Keller also says “more recent research has weighed the contaminant risk against the health benefits that result from eating omega-3-rich salmon. The conclusion is that every serving of salmon, wild or farmed, is a net positive.”
Some market chains like Whole Foods have set up their own farmed fish standards. They use third-party auditors to ensure that fish are free of pesticides, antibiotics, and chemicals, fed in an environmentally sound way, and that no marine life is affected in the process.
“Organic Salmon”: Is it Just a Name?
“Organic” salmon sounds healthy, but don’t be fooled by that word on the label. Currently, there is not a USDA organic standard for fish so essentially calling fish “organic” is meaningless. Organic standards for land animals require they must be fed organically grown feed. But that’s proven difficult to translate into fish. Wild fish eat whatever is in the wild, such as plankton, other fish, squid, eels, and shrimp, so there’s no way to know for sure that what they are eating is actually organic.
As for farmed fish, their feed varies greatly, but typically is composed of ground-up wild fish and other ingredients in a pellet. This goes back to the same issue: There is no way to regulate wild fish. The organic salmon that we see on the market is imported from foreign countries whose “organic” standards are far different from ours. The U.S. claims that it doesn’t have the ability to enforce these organic claims so the consumer is often left open to being duped. Foreign organic standards can be far different than what we would believe to be organic. Some foreign organic fish have been treated with toxic chemicals or fed non-organic feed.

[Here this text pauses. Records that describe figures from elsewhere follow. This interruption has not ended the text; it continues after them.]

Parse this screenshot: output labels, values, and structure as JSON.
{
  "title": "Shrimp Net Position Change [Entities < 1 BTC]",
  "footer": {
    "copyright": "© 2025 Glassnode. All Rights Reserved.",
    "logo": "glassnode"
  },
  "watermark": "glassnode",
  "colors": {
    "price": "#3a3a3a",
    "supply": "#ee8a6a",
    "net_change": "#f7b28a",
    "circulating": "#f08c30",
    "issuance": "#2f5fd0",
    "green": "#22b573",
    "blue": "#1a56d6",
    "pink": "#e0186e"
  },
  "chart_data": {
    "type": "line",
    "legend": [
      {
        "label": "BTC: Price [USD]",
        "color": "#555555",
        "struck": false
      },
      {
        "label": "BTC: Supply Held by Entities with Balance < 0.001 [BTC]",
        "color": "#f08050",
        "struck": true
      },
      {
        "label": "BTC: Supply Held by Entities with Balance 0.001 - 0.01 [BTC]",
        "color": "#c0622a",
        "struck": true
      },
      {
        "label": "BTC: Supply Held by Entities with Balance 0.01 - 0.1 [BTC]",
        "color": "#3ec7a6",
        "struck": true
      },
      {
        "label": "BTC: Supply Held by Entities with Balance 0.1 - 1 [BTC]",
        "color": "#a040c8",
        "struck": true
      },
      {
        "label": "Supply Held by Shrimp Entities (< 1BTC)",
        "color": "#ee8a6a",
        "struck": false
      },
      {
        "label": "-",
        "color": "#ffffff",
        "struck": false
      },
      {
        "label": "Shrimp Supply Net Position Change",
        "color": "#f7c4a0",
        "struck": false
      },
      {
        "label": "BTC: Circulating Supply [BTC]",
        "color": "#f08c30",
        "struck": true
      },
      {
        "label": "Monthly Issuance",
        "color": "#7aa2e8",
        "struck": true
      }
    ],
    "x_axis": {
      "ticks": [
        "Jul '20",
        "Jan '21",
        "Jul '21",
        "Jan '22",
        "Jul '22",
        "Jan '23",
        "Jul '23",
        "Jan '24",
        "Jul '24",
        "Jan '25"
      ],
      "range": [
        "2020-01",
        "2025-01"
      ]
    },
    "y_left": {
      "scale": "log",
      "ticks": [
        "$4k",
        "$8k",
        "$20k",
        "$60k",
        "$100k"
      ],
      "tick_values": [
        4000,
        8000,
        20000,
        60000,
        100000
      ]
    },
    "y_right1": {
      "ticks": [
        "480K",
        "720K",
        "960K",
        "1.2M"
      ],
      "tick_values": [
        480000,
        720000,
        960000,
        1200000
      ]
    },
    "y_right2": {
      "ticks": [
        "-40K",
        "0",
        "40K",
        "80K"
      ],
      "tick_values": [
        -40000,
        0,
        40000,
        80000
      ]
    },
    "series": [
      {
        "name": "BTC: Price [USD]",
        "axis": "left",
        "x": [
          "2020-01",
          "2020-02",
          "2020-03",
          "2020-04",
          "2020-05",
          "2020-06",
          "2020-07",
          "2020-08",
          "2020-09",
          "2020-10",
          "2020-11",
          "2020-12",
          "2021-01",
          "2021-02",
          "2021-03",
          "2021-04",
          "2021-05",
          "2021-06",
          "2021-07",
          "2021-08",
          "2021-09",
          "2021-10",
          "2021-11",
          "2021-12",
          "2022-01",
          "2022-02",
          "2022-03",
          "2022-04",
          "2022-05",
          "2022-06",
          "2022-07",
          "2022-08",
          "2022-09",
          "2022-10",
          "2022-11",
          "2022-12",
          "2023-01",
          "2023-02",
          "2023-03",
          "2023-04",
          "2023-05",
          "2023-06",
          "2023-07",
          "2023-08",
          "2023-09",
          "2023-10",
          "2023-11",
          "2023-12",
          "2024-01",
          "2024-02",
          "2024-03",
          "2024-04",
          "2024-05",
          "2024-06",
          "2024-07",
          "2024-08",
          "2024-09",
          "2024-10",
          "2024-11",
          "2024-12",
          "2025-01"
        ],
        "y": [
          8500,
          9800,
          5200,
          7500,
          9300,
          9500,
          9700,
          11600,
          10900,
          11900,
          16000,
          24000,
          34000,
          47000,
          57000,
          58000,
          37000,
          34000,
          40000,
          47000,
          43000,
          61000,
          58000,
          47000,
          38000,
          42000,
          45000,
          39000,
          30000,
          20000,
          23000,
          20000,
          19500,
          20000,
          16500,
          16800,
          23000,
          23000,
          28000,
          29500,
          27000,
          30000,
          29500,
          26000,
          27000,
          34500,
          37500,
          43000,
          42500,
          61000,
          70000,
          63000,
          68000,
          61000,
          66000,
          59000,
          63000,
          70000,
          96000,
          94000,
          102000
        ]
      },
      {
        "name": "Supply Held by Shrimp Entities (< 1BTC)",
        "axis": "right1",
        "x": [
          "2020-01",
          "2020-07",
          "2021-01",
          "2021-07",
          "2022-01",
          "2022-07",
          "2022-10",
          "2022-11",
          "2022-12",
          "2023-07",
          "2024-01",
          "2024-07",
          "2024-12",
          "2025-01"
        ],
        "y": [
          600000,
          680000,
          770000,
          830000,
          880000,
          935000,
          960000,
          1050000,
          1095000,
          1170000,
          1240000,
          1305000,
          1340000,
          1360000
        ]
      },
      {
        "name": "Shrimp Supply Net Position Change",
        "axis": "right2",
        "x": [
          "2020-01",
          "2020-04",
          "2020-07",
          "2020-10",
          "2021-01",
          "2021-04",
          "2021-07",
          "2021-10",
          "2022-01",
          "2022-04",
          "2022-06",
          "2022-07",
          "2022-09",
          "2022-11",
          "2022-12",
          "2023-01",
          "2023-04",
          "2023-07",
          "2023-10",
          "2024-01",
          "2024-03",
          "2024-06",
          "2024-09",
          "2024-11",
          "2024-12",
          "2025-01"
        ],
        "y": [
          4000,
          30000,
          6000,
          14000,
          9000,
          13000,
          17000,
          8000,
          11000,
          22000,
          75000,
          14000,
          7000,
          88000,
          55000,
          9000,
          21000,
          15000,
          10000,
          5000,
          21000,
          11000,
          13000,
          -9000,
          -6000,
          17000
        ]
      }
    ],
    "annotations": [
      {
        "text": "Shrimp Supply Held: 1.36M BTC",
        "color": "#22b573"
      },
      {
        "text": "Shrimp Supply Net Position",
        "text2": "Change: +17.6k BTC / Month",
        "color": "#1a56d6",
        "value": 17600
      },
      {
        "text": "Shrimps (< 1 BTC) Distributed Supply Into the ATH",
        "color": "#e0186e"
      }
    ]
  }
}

In order to maintain the integrity of an organic label, Whole Foods will not to label anything as organic until the U.S. establishes standards for organic farmed fish and there is a “USDA organic” label. Instead, Whole Foods uses a “Responsibly Farmed” logo to show consumers that their product meets the chain’s own strict quality standards. This means feed that is free of antibiotics, pesticides, added hormones, by-products or preservatives, and environmentally sound, sustainable farming methods.
The U.S. has become stricter with its farming regulations so practices have become safer. Let the buyer beware but the safest option may be to purchase wild Alaskan when available, even if it’s pricier. If farmed salmon is the only choice, knowing where your fish is coming from and the farming practices can help you make the best decision. Seafoodwatch.org has a user-friendly website that makes it easy to research your options before you head out to the store—or to pull up on your handheld device when you’re standing, confused, in front of the seafood case.